While the air stream inflates the colorectal lumen, slowly and carefully move the endoscope forward in the aboral direction. To avoid colonic bowel injuries, keep the endoscope in the middle area of the lumen using the live video screen to aid in this positioning. Start recording the video stream and scoring the inflammation, evaluating the GvHD-related inflammation of the colon by scoring the parameters as illustrated.
When a scoring spot has been located, move the endoscope gently and slightly back and forth to assess the different parameters. To assess the parameter translucency and stool consistency, position the endoscope at a wider distance in relation to the colonic wall. To assess the granularity and vascularity of the lesion, position the endoscope in the close proximity to the colonic wall, and carefully apply well-dosed tension to the colonic wall with the tip of the endoscope.

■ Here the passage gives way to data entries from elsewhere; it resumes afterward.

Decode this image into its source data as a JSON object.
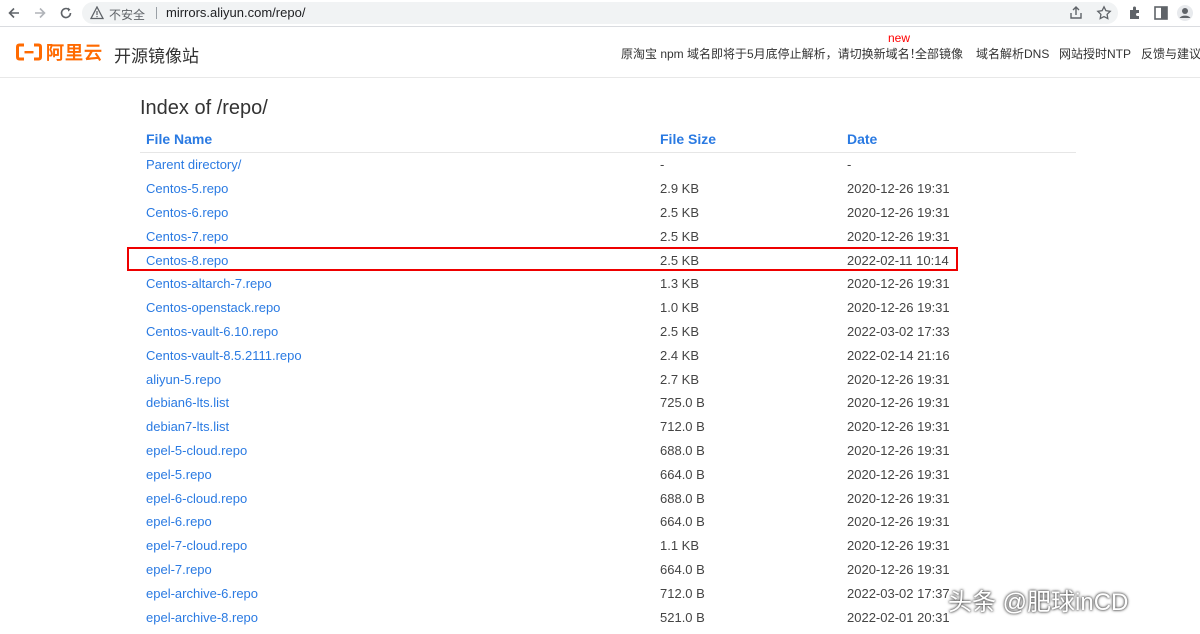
{
  "browser": {
    "security_label": "不安全",
    "url": "mirrors.aliyun.com/repo/"
  },
  "site": {
    "logo_text": "阿里云",
    "title": "开源镜像站",
    "notice": "原淘宝 npm 域名即将于5月底停止解析，请切换新域名！",
    "new_badge": "new",
    "nav": [
      "全部镜像",
      "域名解析DNS",
      "网站授时NTP",
      "反馈与建议"
    ],
    "brand_color": "#ff6a00"
  },
  "listing": {
    "title": "Index of /repo/",
    "headers": {
      "name": "File Name",
      "size": "File Size",
      "date": "Date"
    },
    "rows": [
      {
        "name": "Parent directory/",
        "size": "-",
        "date": "-"
      },
      {
        "name": "Centos-5.repo",
        "size": "2.9 KB",
        "date": "2020-12-26 19:31"
      },
      {
        "name": "Centos-6.repo",
        "size": "2.5 KB",
        "date": "2020-12-26 19:31"
      },
      {
        "name": "Centos-7.repo",
        "size": "2.5 KB",
        "date": "2020-12-26 19:31"
      },
      {
        "name": "Centos-8.repo",
        "size": "2.5 KB",
        "date": "2022-02-11 10:14"
      },
      {
        "name": "Centos-altarch-7.repo",
        "size": "1.3 KB",
        "date": "2020-12-26 19:31"
      },
      {
        "name": "Centos-openstack.repo",
        "size": "1.0 KB",
        "date": "2020-12-26 19:31"
      },
      {
        "name": "Centos-vault-6.10.repo",
        "size": "2.5 KB",
        "date": "2022-03-02 17:33"
      },
      {
        "name": "Centos-vault-8.5.2111.repo",
        "size": "2.4 KB",
        "date": "2022-02-14 21:16"
      },
      {
        "name": "aliyun-5.repo",
        "size": "2.7 KB",
        "date": "2020-12-26 19:31"
      },
      {
        "name": "debian6-lts.list",
        "size": "725.0 B",
        "date": "2020-12-26 19:31"
      },
      {
        "name": "debian7-lts.list",
        "size": "712.0 B",
        "date": "2020-12-26 19:31"
      },
      {
        "name": "epel-5-cloud.repo",
        "size": "688.0 B",
        "date": "2020-12-26 19:31"
      },
      {
        "name": "epel-5.repo",
        "size": "664.0 B",
        "date": "2020-12-26 19:31"
      },
      {
        "name": "epel-6-cloud.repo",
        "size": "688.0 B",
        "date": "2020-12-26 19:31"
      },
      {
        "name": "epel-6.repo",
        "size": "664.0 B",
        "date": "2020-12-26 19:31"
      },
      {
        "name": "epel-7-cloud.repo",
        "size": "1.1 KB",
        "date": "2020-12-26 19:31"
      },
      {
        "name": "epel-7.repo",
        "size": "664.0 B",
        "date": "2020-12-26 19:31"
      },
      {
        "name": "epel-archive-6.repo",
        "size": "712.0 B",
        "date": "2022-03-02 17:37"
      },
      {
        "name": "epel-archive-8.repo",
        "size": "521.0 B",
        "date": "2022-02-01 20:31"
      }
    ],
    "highlighted_row": "Centos-8.repo"
  },
  "watermark": "头条 @肥球inCD"
}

Upon completion of the scoring process, stop the recording. Compared to controls, allogenic hematopoieic stem cell transplantation as demonstrated produces a reproducibly robust induction of a systemic GvHD phenotype, with progressively increasing clinical GvHD scores in recipient animals. These mini-endoscopically assessable criteria were specifically adapted from previously reported syngeneic colitis in the context of allo-response-driven colitis scoring parameters for the precise description, scoring, and grading of intestinal GvHD-disease-associated lesions in the distal colon.

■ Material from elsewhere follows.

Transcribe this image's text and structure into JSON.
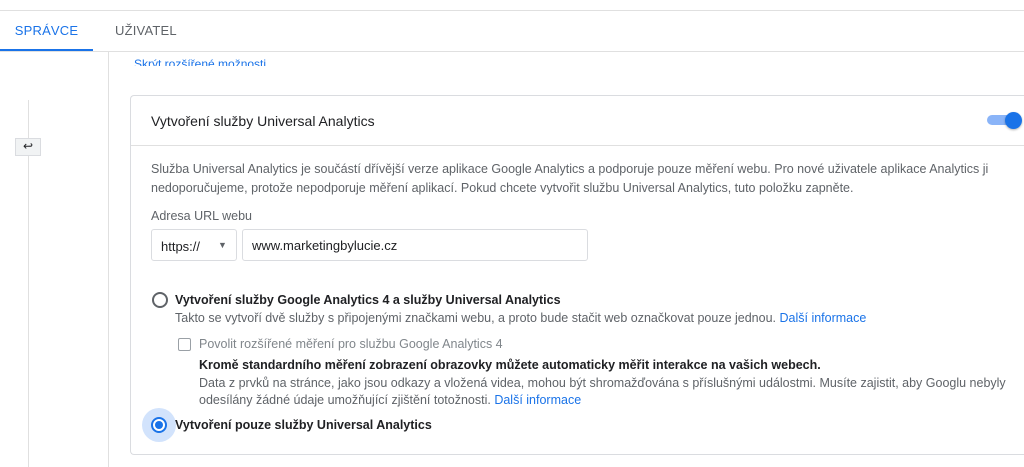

Indeed, the mini-endoscopically based grading system enables an easy discrimination of donor-lymphocyte-receiving mice with severe signs of intestinal inflammation from control mice that are essentially devoid of GvHD. Invalidation of the mini-endoscopically based grading system histopathological studies confirmed that the colon of mice severely affected by GvHD-related inflammation display similarly strong histopathological signs of inflammation. In contrast, colon tissues of control mice displayed no to, at most, mild histopathological signs of inflammation, in agreement with the virtual absence of mini-endoscopically detectable signs of colitis.
Furthermore, correlation studies between mini-endoscopically and histopathologically assessed colitis activity and systemic GvHD scores demonstrate that mini-endoscopically determined some scores of less than or equal to three reliably predict the absence of mid-to higher-grade intestinal GvHD-associated colonic inflammation scores obtained from histopathological grading. In addition, the severity of the endoscopically assessed intestinal GvHD shows a correlation with systemic GvHD disease activity. To standardize the results of mini-endoscopic evaluation of colonic inflammation and to ensure comparability across different mice and experiments over time, a defined anatomic site should be selected for scoring.

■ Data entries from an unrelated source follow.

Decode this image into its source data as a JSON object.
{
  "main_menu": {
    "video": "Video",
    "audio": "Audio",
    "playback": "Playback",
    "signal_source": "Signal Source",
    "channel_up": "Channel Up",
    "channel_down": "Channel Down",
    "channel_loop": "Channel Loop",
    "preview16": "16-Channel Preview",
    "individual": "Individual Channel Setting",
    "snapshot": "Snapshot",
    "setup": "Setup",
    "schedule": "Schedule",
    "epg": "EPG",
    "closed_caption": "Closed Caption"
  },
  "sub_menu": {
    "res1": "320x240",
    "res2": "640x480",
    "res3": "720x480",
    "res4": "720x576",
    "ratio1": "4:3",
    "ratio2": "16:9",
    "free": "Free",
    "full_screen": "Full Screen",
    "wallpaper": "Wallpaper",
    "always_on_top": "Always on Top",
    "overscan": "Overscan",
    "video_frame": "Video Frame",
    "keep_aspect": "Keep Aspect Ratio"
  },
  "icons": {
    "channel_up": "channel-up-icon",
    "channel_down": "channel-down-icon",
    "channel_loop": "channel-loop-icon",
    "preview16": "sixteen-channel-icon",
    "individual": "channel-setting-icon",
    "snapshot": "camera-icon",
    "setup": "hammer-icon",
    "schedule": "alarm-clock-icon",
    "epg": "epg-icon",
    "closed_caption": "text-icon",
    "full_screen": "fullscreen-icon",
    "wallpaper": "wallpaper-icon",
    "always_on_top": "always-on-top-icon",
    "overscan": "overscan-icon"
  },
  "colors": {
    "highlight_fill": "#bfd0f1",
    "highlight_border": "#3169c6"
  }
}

In addition to scoring colonic inflammation, the built-in working channel within the mini-endoscopic setup allows the retrieval of view-guided tissue biopsies applicable to various downstream analyses, such as standard histopathology. Due to the non-invasive nature of the mini-endoscopy, acute GvHD-related colitis can be repeatedly assessed within the same animal at virtually any time, thereby yielding fascinating insights into intestinal GvHD.